Apache Jackrabbit has two pieces of information to set up a runtime repository element

Repository home directory: 

The file system path of the directory containing the content repository accessed by the runtime instance of Jackrabbit. The list usually contains all the repository content, search indexes, internal configuration, and other persistence information managed within the content repository. A designated repository home directory is always needed even if some components choose not to use it. Jackrabbit will automatically fill the repository home directory with all the required files and subdirectories when the principal repository will first express. 

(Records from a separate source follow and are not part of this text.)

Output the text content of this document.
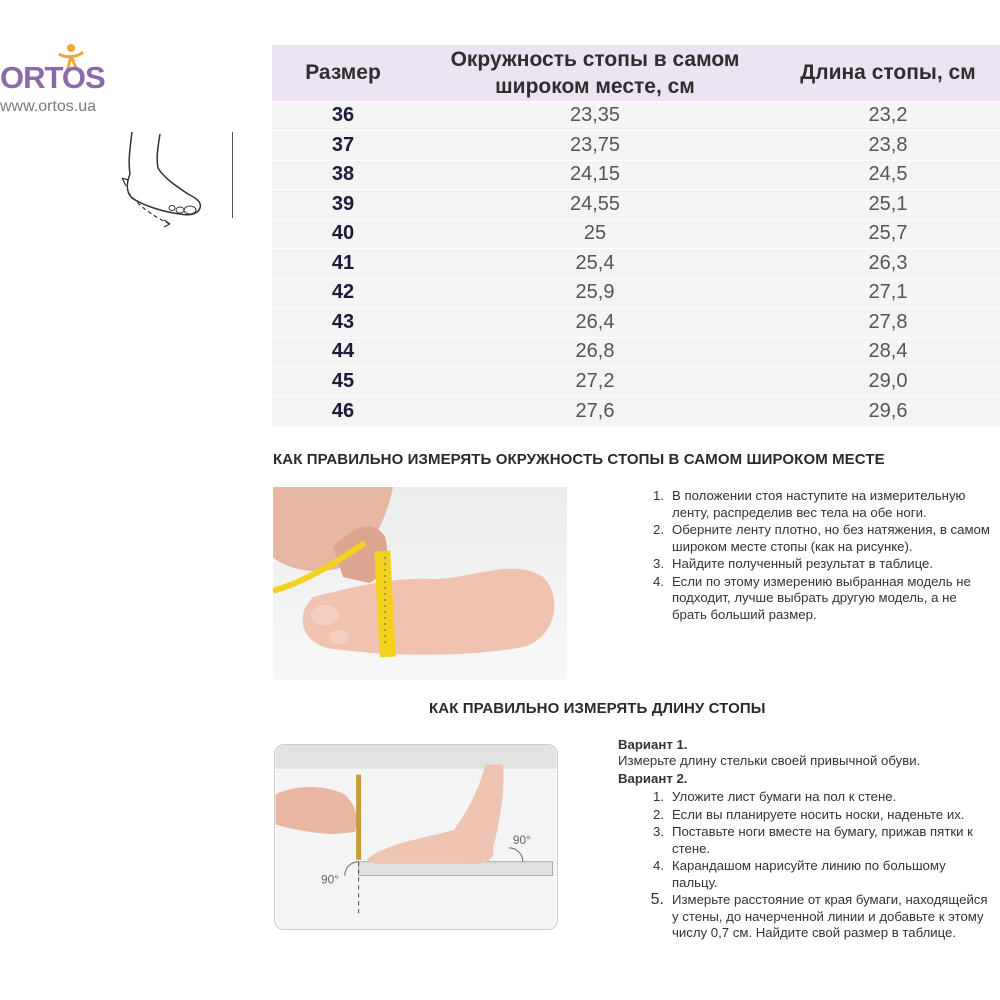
ORTOS
www.ortos.ua
Размер	Окружность стопы в самом широком месте, см	Длина стопы, см
36	23,35	23,2
37	23,75	23,8
38	24,15	24,5
39	24,55	25,1
40	25	25,7
41	25,4	26,3
42	25,9	27,1
43	26,4	27,8
44	26,8	28,4
45	27,2	29,0
46	27,6	29,6
КАК ПРАВИЛЬНО ИЗМЕРЯТЬ ОКРУЖНОСТЬ СТОПЫ В САМОМ ШИРОКОМ МЕСТЕ
1. В положении стоя наступите на измерительную ленту, распределив вес тела на обе ноги.
2. Оберните ленту плотно, но без натяжения, в самом широком месте стопы (как на рисунке).
3. Найдите полученный результат в таблице.
4. Если по этому измерению выбранная модель не подходит, лучше выбрать другую модель, а не брать больший размер.
КАК ПРАВИЛЬНО ИЗМЕРЯТЬ ДЛИНУ СТОПЫ
90°
90°
Вариант 1.
Измерьте длину стельки своей привычной обуви.
Вариант 2.
1. Уложите лист бумаги на пол к стене.
2. Если вы планируете носить носки, наденьте их.
3. Поставьте ноги вместе на бумагу, прижав пятки к стене.
4. Карандашом нарисуйте линию по большому пальцу.
5. Измерьте расстояние от края бумаги, находящейся у стены, до начерченной линии и добавьте к этому числу 0,7 см. Найдите свой размер в таблице.
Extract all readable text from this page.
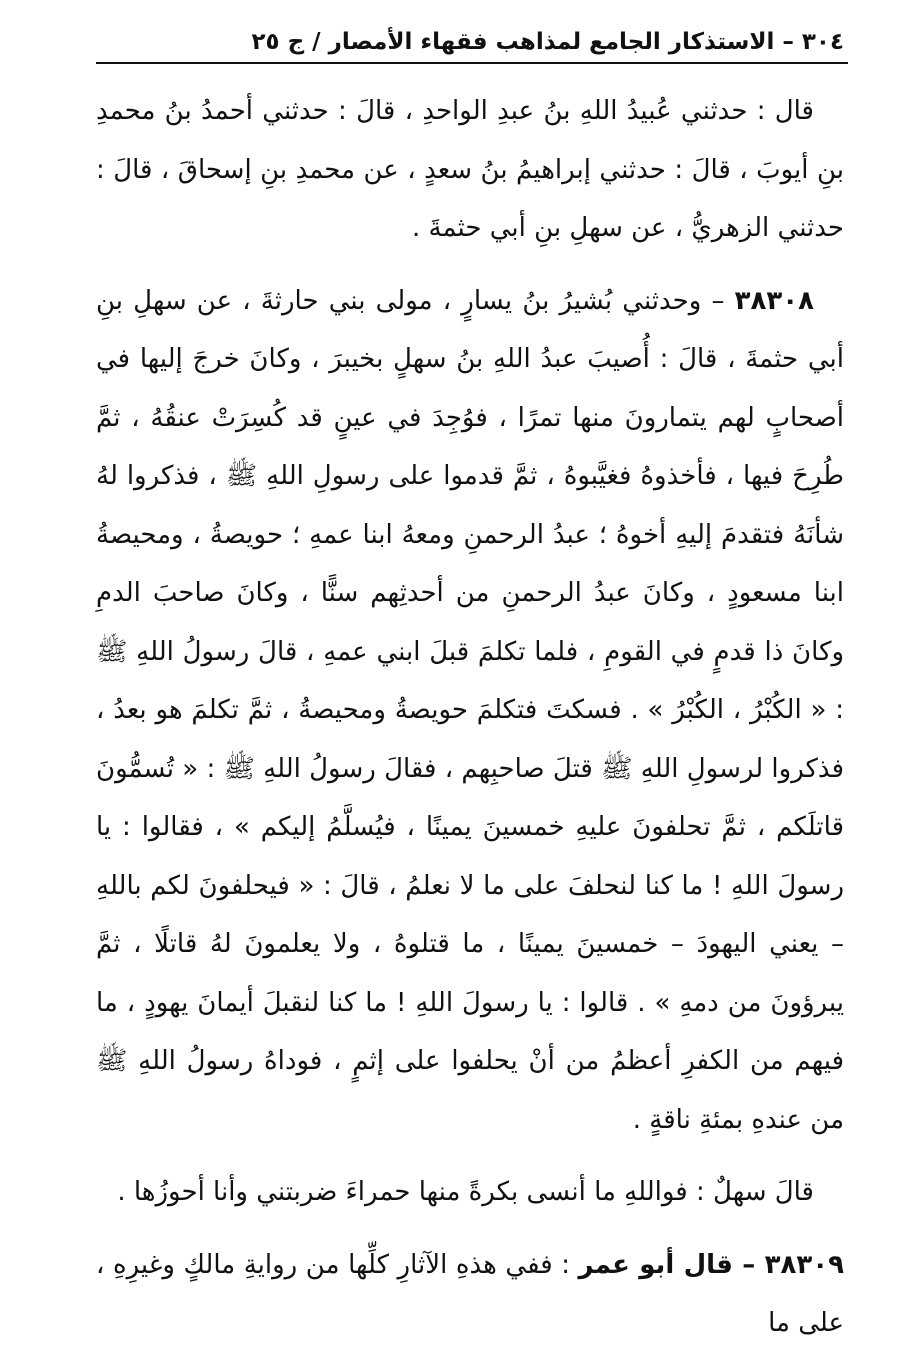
٣٠٤ – الاستذكار الجامع لمذاهب فقهاء الأمصار / ج ٢٥

قال : حدثني عُبيدُ اللهِ بنُ عبدِ الواحدِ ، قالَ : حدثني أحمدُ بنُ محمدِ بنِ أيوبَ ، قالَ : حدثني إبراهيمُ بنُ سعدٍ ، عن محمدِ بنِ إسحاقَ ، قالَ : حدثني الزهريُّ ، عن سهلِ بنِ أبي حثمةَ .

٣٨٣٠٨ – وحدثني بُشيرُ بنُ يسارٍ ، مولى بني حارثةَ ، عن سهلِ بنِ أبي حثمةَ ، قالَ : أُصيبَ عبدُ اللهِ بنُ سهلٍ بخيبرَ ، وكانَ خرجَ إليها في أصحابٍ لهم يتمارونَ منها تمرًا ، فوُجِدَ في عينٍ قد كُسِرَتْ عنقُهُ ، ثمَّ طُرِحَ فيها ، فأخذوهُ فغيَّبوهُ ، ثمَّ قدموا على رسولِ اللهِ ﷺ ، فذكروا لهُ شأنَهُ فتقدمَ إليهِ أخوهُ ؛ عبدُ الرحمنِ ومعهُ ابنا عمهِ ؛ حويصةُ ، ومحيصةُ ابنا مسعودٍ ، وكانَ عبدُ الرحمنِ من أحدثِهم سنًّا ، وكانَ صاحبَ الدمِ وكانَ ذا قدمٍ في القومِ ، فلما تكلمَ قبلَ ابني عمهِ ، قالَ رسولُ اللهِ ﷺ : « الكُبْرُ ، الكُبْرُ » . فسكتَ فتكلمَ حويصةُ ومحيصةُ ، ثمَّ تكلمَ هو بعدُ ، فذكروا لرسولِ اللهِ ﷺ قتلَ صاحبِهم ، فقالَ رسولُ اللهِ ﷺ : « تُسمُّونَ قاتلَكم ، ثمَّ تحلفونَ عليهِ خمسينَ يمينًا ، فيُسلَّمُ إليكم » ، فقالوا : يا رسولَ اللهِ ! ما كنا لنحلفَ على ما لا نعلمُ ، قالَ : « فيحلفونَ لكم باللهِ – يعني اليهودَ – خمسينَ يمينًا ، ما قتلوهُ ، ولا يعلمونَ لهُ قاتلًا ، ثمَّ يبرؤونَ من دمهِ » . قالوا : يا رسولَ اللهِ ! ما كنا لنقبلَ أيمانَ يهودٍ ، ما فيهم من الكفرِ أعظمُ من أنْ يحلفوا على إثمٍ ، فوداهُ رسولُ اللهِ ﷺ من عندهِ بمئةِ ناقةٍ .

قالَ سهلٌ : فواللهِ ما أنسى بكرةً منها حمراءَ ضربتني وأنا أحوزُها .

٣٨٣٠٩ – قال أبو عمر : ففي هذهِ الآثارِ كلِّها من روايةِ مالكٍ وغيرِهِ ، على ما
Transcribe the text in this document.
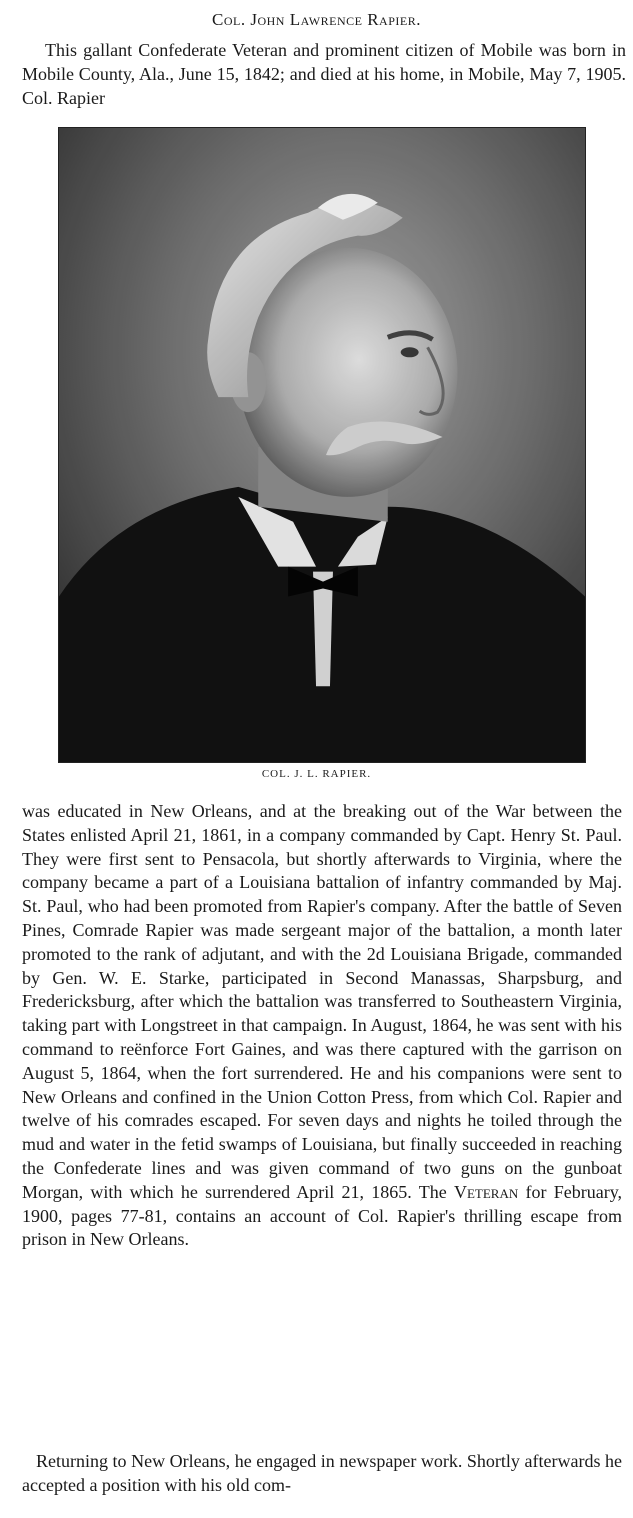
Col. John Lawrence Rapier.

This gallant Confederate Veteran and prominent citizen of Mobile was born in Mobile County, Ala., June 15, 1842; and died at his home, in Mobile, May 7, 1905. Col. Rapier

COL. J. L. RAPIER.

was educated in New Orleans, and at the breaking out of the War between the States enlisted April 21, 1861, in a company commanded by Capt. Henry St. Paul. They were first sent to Pensacola, but shortly afterwards to Virginia, where the company became a part of a Louisiana battalion of infantry commanded by Maj. St. Paul, who had been promoted from Rapier's company. After the battle of Seven Pines, Comrade Rapier was made sergeant major of the battalion, a month later promoted to the rank of adjutant, and with the 2d Louisiana Brigade, commanded by Gen. W. E. Starke, participated in Second Manassas, Sharpsburg, and Fredericksburg, after which the battalion was transferred to Southeastern Virginia, taking part with Longstreet in that campaign. In August, 1864, he was sent with his command to reënforce Fort Gaines, and was there captured with the garrison on August 5, 1864, when the fort surrendered. He and his companions were sent to New Orleans and confined in the Union Cotton Press, from which Col. Rapier and twelve of his comrades escaped. For seven days and nights he toiled through the mud and water in the fetid swamps of Louisiana, but finally succeeded in reaching the Confederate lines and was given command of two guns on the gunboat Morgan, with which he surrendered April 21, 1865. The Veteran for February, 1900, pages 77-81, contains an account of Col. Rapier's thrilling escape from prison in New Orleans.

Returning to New Orleans, he engaged in newspaper work. Shortly afterwards he accepted a position with his old com-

Repository configuration file:

The file system path of the repository configuration in the XML file. This file specifies the class name and properties of the various Jackrabbit used to manage and access the content repository. Jackrabbit parses the configuration files instantiates the specified components when the runtime content repository instance is created.

Repository configuration

The repository configuration file, manually called repository.xml, specifies a global option like security, versioning, and clustering setting. An error workspace configuration template is also included in the repository configuration file, the format of the XML configuration file is defined in the following document type definition file published by the Apache Jackrabbit projects.

The upper-level structure of the repository configuration file is shown below. The <!DOCTYPE> declaration is optional. But if you generate it, Jackrabbit 1.5 will use XML validation to make sure that the configuration file is completely formatted.


 
 
 
 
 
   
       
     
 
                                     

Starting with jackrabbit 1.5, Order of configuration element below <!Repository> is now fixed.

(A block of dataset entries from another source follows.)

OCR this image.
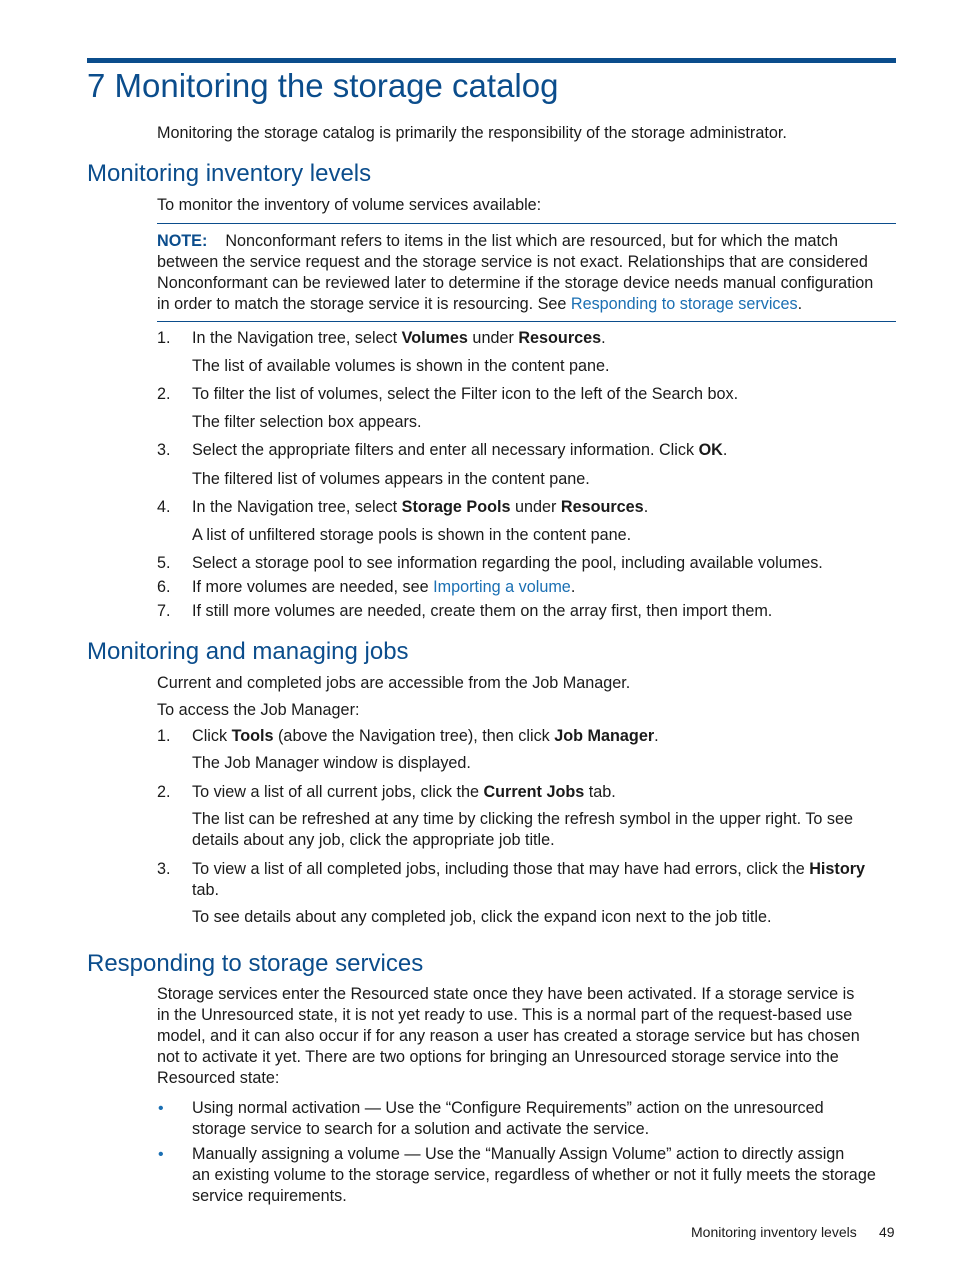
7 Monitoring the storage catalog

Monitoring the storage catalog is primarily the responsibility of the storage administrator.

Monitoring inventory levels

To monitor the inventory of volume services available:

NOTE: Nonconformant refers to items in the list which are resourced, but for which the match

between the service request and the storage service is not exact. Relationships that are considered

Nonconformant can be reviewed later to determine if the storage device needs manual configuration

in order to match the storage service it is resourcing. See Responding to storage services.

1. In the Navigation tree, select Volumes under Resources.

The list of available volumes is shown in the content pane.

2. To filter the list of volumes, select the Filter icon to the left of the Search box.

The filter selection box appears.

3. Select the appropriate filters and enter all necessary information. Click OK.

The filtered list of volumes appears in the content pane.

4. In the Navigation tree, select Storage Pools under Resources.

A list of unfiltered storage pools is shown in the content pane.

5. Select a storage pool to see information regarding the pool, including available volumes.

6. If more volumes are needed, see Importing a volume.

7. If still more volumes are needed, create them on the array first, then import them.

Monitoring and managing jobs

Current and completed jobs are accessible from the Job Manager.

To access the Job Manager:

1. Click Tools (above the Navigation tree), then click Job Manager.

The Job Manager window is displayed.

2. To view a list of all current jobs, click the Current Jobs tab.

The list can be refreshed at any time by clicking the refresh symbol in the upper right. To see

details about any job, click the appropriate job title.

3. To view a list of all completed jobs, including those that may have had errors, click the History

tab.

To see details about any completed job, click the expand icon next to the job title.

Responding to storage services

Storage services enter the Resourced state once they have been activated. If a storage service is

in the Unresourced state, it is not yet ready to use. This is a normal part of the request-based use

model, and it can also occur if for any reason a user has created a storage service but has chosen

not to activate it yet. There are two options for bringing an Unresourced storage service into the

Resourced state:

• Using normal activation — Use the “Configure Requirements” action on the unresourced

storage service to search for a solution and activate the service.

• Manually assigning a volume — Use the “Manually Assign Volume” action to directly assign

an existing volume to the storage service, regardless of whether or not it fully meets the storage

service requirements.

Monitoring inventory levels 49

The repository configuration element is:

  • FileSystem: Repository store the virtual file system to store and manage things like registered namespaces and node types.
  • Security: Authentication and authorization configuration.
  • Workspaces: Configuration on where and how the workspaces will be managed.
  • Workspace: There is a workspace configuration template in default mode.
  • Versioning: Configure the large version store of the repository.
  • SearchIndex: Configuration of the search index that maintains the repository-wide /jcr: system content tree.
  • Cluster: Configuration of clustering.
  • DataStore: Configuration of data.

Bean configuration element

Most of the entries in the configuration files have based on the following generic JavaBean configuration pattern.




Configuration variables

  • Jackrabbit support configuration variables of the form ${name}. These variables can be used to avoid hard coding specific option in the configuration file. The following variables are require in all jackrabbit versions.
  • ${rep.home}: Repository home directory.
  • ${wsp.name}: Workspace name. Only available in workspace configuration.
  • ${wsp.home}: Workspace home directory. Only available in workspace configuration.

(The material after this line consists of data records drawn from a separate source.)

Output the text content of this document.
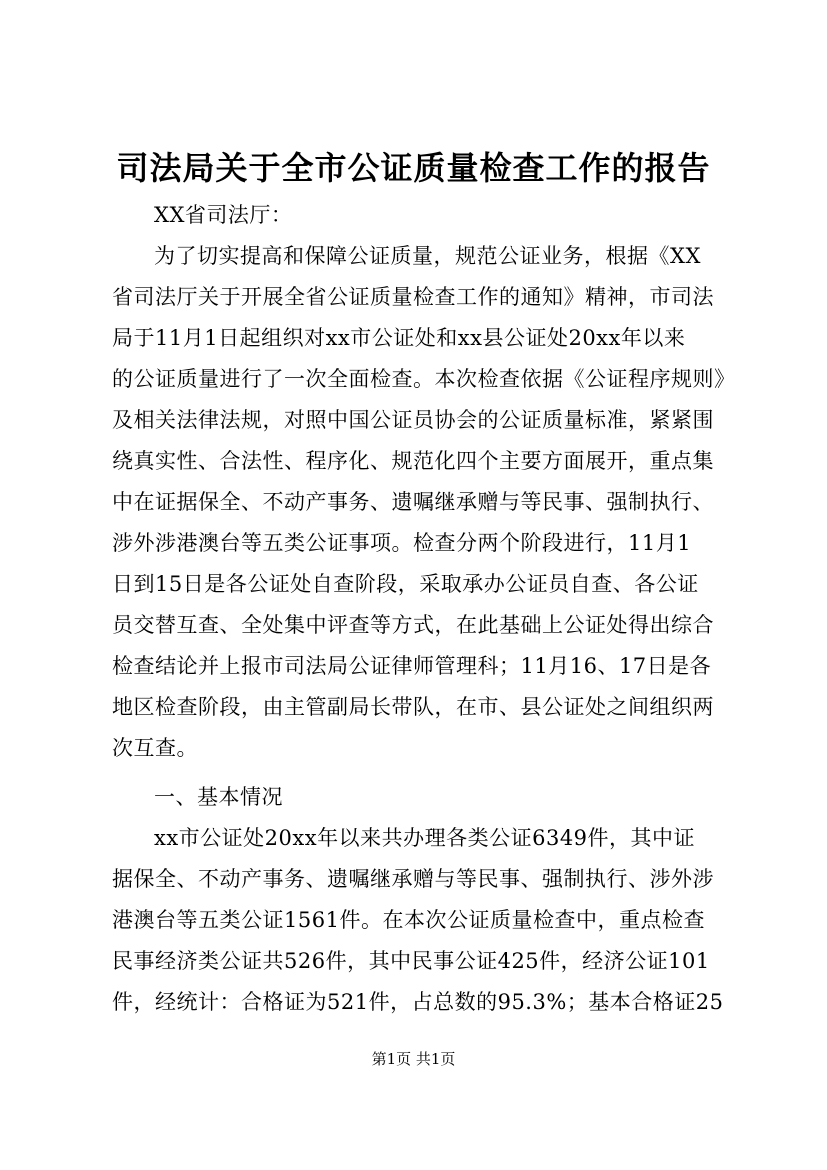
司法局关于全市公证质量检查工作的报告
XX省司法厅：
为了切实提高和保障公证质量，规范公证业务，根据《XX
省司法厅关于开展全省公证质量检查工作的通知》精神，市司法
局于11月1日起组织对xx市公证处和xx县公证处20xx年以来
的公证质量进行了一次全面检查。本次检查依据《公证程序规则》
及相关法律法规，对照中国公证员协会的公证质量标准，紧紧围
绕真实性、合法性、程序化、规范化四个主要方面展开，重点集
中在证据保全、不动产事务、遗嘱继承赠与等民事、强制执行、
涉外涉港澳台等五类公证事项。检查分两个阶段进行，11月1
日到15日是各公证处自查阶段，采取承办公证员自查、各公证
员交替互查、全处集中评查等方式，在此基础上公证处得出综合
检查结论并上报市司法局公证律师管理科；11月16、17日是各
地区检查阶段，由主管副局长带队，在市、县公证处之间组织两
次互查。
一、基本情况
xx市公证处20xx年以来共办理各类公证6349件，其中证
据保全、不动产事务、遗嘱继承赠与等民事、强制执行、涉外涉
港澳台等五类公证1561件。在本次公证质量检查中，重点检查
民事经济类公证共526件，其中民事公证425件，经济公证101
件，经统计：合格证为521件，占总数的95.3%；基本合格证25
第1页 共1页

In  Jackrabbit 1.4 (it has been possible to use system properties or any application-specific settings as configuration variables).

Conclusion:

Apache Jackrabbit support for both structured and unstructured content, and its design in hierarchical manner.  Nowadays works on apache jackrabbit oak project. Jackrabbit is a complete & fully compliant implementation of the content repository API for Java technology, and therefore, its primary API is defined by JCR. The classes and interfaces within Jackrabbit are only needed when accessing functionality that is not specified in JCR.

 Developers use various tricks to assist with their work, such as IntelliJ Idea or eclipse. Jackrabbit is a better framework of Apache, which is mainly used for accessing content repository. Apache Jackrabbit is a featured content repository that implements the JCR API.